Przypomnijmy, że Rafałowi Harasimowi wygaszono mandat radnego. Chodziło o łączenie mandatu z wykorzystywaniem mienia należącego do miasta. Rafał Harasim wyjaśniał już na naszych łamach, że nie dzierżawił żadnych obiektów miejskich, ale incydentalnie korzystał z płyty boiska do piłki nożnej oraz pływalni, które są jedynymi tego typu obiektami w Augustowie. Harasim zapłacił Centrum Sportu i Rekreacji powszechnie obowiązujące stawki zgodne z cennikiem i w żaden sposób nie był przez CSiR uprzywilejowany.

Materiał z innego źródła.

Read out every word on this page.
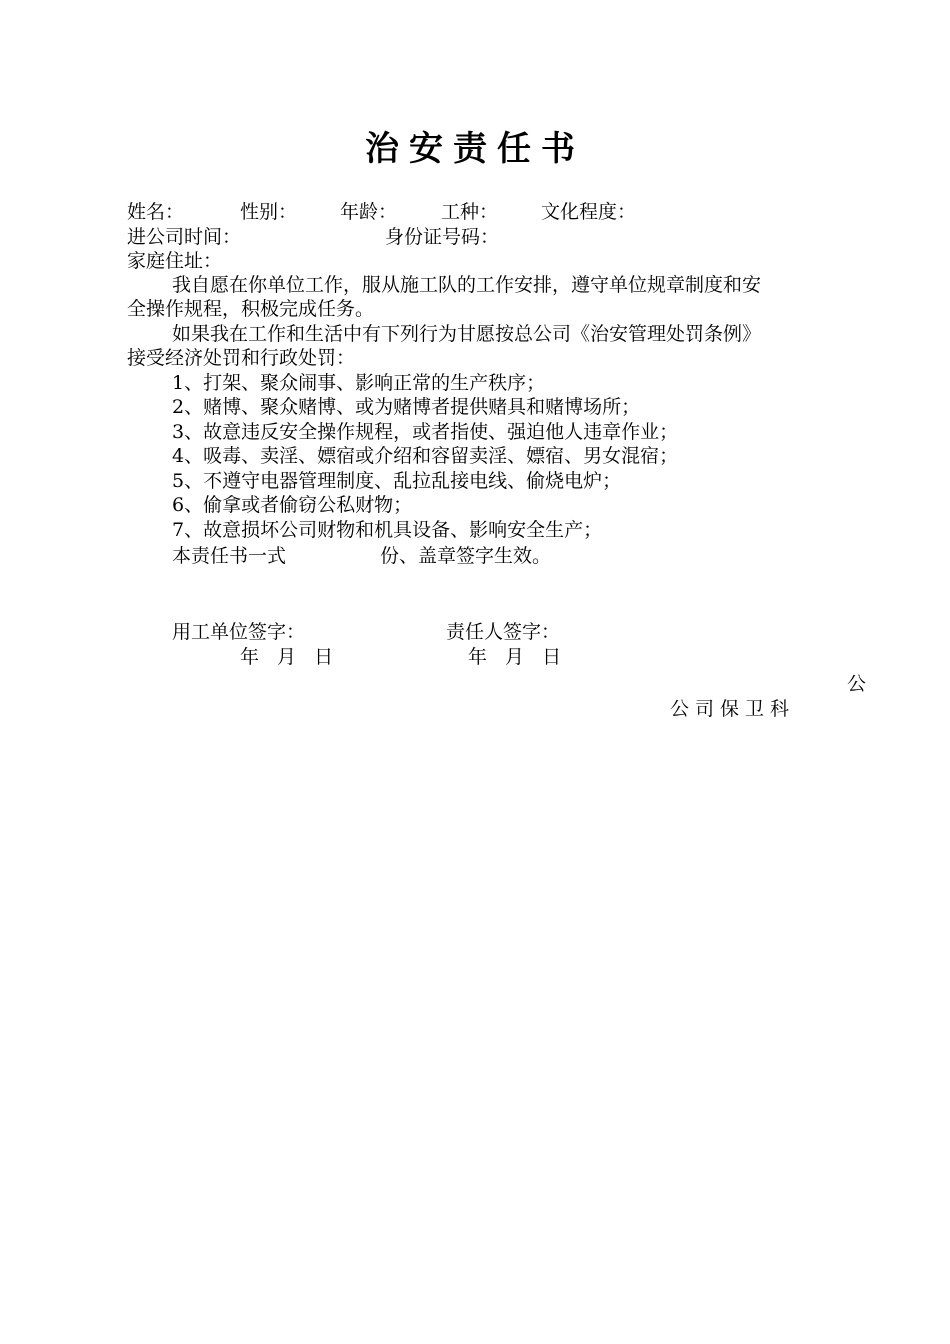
治安责任书
姓名：	性别： 年龄： 工种： 文化程度：
进公司时间：	身份证号码：
家庭住址：
我自愿在你单位工作，服从施工队的工作安排，遵守单位规章制度和安
全操作规程，积极完成任务。
如果我在工作和生活中有下列行为甘愿按总公司《治安管理处罚条例》
接受经济处罚和行政处罚：
1、打架、聚众闹事、影响正常的生产秩序；
2、赌博、聚众赌博、或为赌博者提供赌具和赌博场所；
3、故意违反安全操作规程，或者指使、强迫他人违章作业；
4、吸毒、卖淫、嫖宿或介绍和容留卖淫、嫖宿、男女混宿；
5、不遵守电器管理制度、乱拉乱接电线、偷烧电炉；
6、偷拿或者偷窃公私财物；
7、故意损坏公司财物和机具设备、影响安全生产；
本责任书一式	份、盖章签字生效。
用工单位签字：	责任人签字：
年 月 日	年 月 日
公
公司保卫科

Radny KO informował także, że w związku z wykorzystaniem obiektów boiska piłkarskiego i pływalni wpłacił do kasy miejskiej kwotę 8,5 tys. zł i nie brał żadnych pieniędzy od miasta. Koalicja rządząca w augustowskiej Radzie Miasta wygasiła mu jednak mandat. Radny odwołał się od tej decyzji do Wojewódzkiego Sądu Administracyjnego w Białymstoku, a ten jego skargę w połowie września odrzucił uznając, że była ona złożona po terminie. Uchwałę miejskiego samorządu dotyczącą wygaśnięcia mandatu wraz z pouczeniem, że może złożyć skargę do WSA w Białymstoku za pośrednictwem Rady Miejskiej w Augustowie w terminie 7 dni od dnia doręczenia uchwały, Rafał Harasim otrzymał 4 maja tego roku, a skargę złożył na poczcie 11 maja. Skarga do sądu trafiła 13 maja. Wówczas WSA stwierdziło, że został przekroczony siedmiodniowy termin złożenia skargi i ją odrzuciło. Odrzucenie skargi radny zakwestionował i ponownie zajął się nią Wojewódzki Sąd Administracyjny w Białymstoku, który uznał iż przywraca termin wniesienia skargi. Cytujemy fragment orzeczenia sądu, w którym czytamy, że radny "nie został poinformowany, że skargę wnosi się bezpośrednio do organu, a nadanie jej w urzędzie pocztowym nie jest równoznaczne z wniesieniem go do Sądu", ale w kolejnym zdaniu czytamy "Zwrócić należy uwagę jeszcze raz, że powszechnie wiadomym jest na gruncie różnych procedur sądowych, że nadanie pisma w polskim urzędzie pocztowym w ostatnim dniu terminu równoznaczne jest z wniesieniem go do sądu, a data faktycznego wpływu tego pisma nie ma dla kwestii zachowania terminu znaczenia. W ocenie sądu w tej konkretnej sytuacji należy domniemywać, że skarżący mógł pozostawać w błędnym przekonaniu o terminie wniesienia skargi, z uwagi na nieprecyzyjne pouczenie o sposobie i trybie wniesienia skargi."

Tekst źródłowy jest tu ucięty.